Kohl's life as a publicly-elected official has always made the public financing topic a political minefield, but his retirement from the senate at the end of this year frees him to act more like an owner and less like a public servant looking for a handout. For the future of the Bucks that's a very good thing. And while he's largely been silent (or shall we say diplomatic?) on the topic over the years, he spoke at length about the arena issue at his most recent season-ending press conference. From our story back in May:
Kohl On Working For A New Arena In Milwaukee: "We think it's important for our community, for our state, for Milwaukee to be represented in the NBA. Now in order for that to continue, we have to have a new facility. There isn't anybody that doesn't recognize that and understand that it has to happen. And we are no longer talking about it as some point in the future, we are talking about beginning to make plans to get it done. We've had some conversations with the NBA about it, we are looking to extend our lease for a relatively short time at the Bradley Center...so what we are looking to do is sign a rather short-term extension while we get busy right now on planning for a new facility. So we are not just talking about it, we are actively working on it and we'll get into high gear, I hope, soon on trying to accomplish our goal."
Kohl On If He Will Make a Personal Financial Commitment To A New Arena: "I'm sure I will at some time."
"Recognizing how hard it is to get financing for any sports facility in America today, nevertheless I believe we are going to have a shot at getting it done. The maximum effort will be put forth not just by the Bucks, because we couldn't get it done alone, but by the business sector and the public sector and hopefully the media all recognizing that it's not a wish thing, it's a must thing for us to continue as a member in the NBA."
There's been little speculation about how much Kohl might actually shell out of his own pocket, but we can only assume it would be substantial. Back in the mid-'90s, Kohl made the largest gift in the history of the UW system when he donated $25 million to fund the appropriately-named Kohl Center, which cost around $76 million in total. But that cost is relative peanuts compared to the price tag of modern NBA arenas, which typically come as part of more comprehensive development projects including shopping, restaurant and other entertainment options.

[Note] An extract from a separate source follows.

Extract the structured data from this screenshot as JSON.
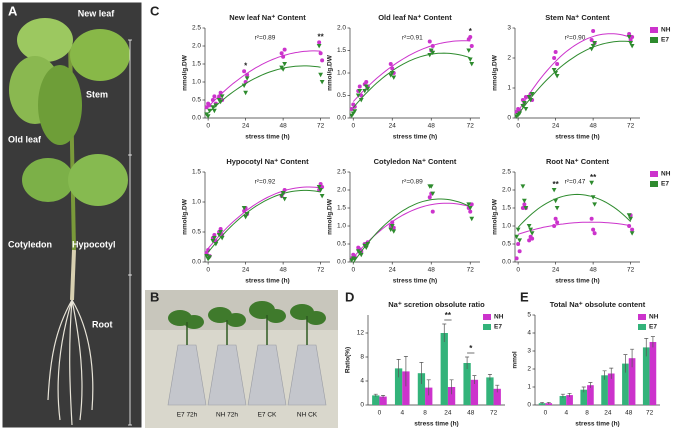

For example, Orlando's Amway Center cost around $380 million when it opened in 2010, excluding a further $100 million in land and infrastructure costs. The Magic contributed $50 million in cash up front, were on the hook for cost overruns, will pay $1 million in rent annually for 30 years and also backstopped $100 million in bonds for the project. Needless to say, this isn't the kind of deal that gets hammered out over a few weeks.
So in summary: things are moving. Maybe not as quickly as Bucks fans would like, but about as quickly as can probably be expected given the politics and economics involved.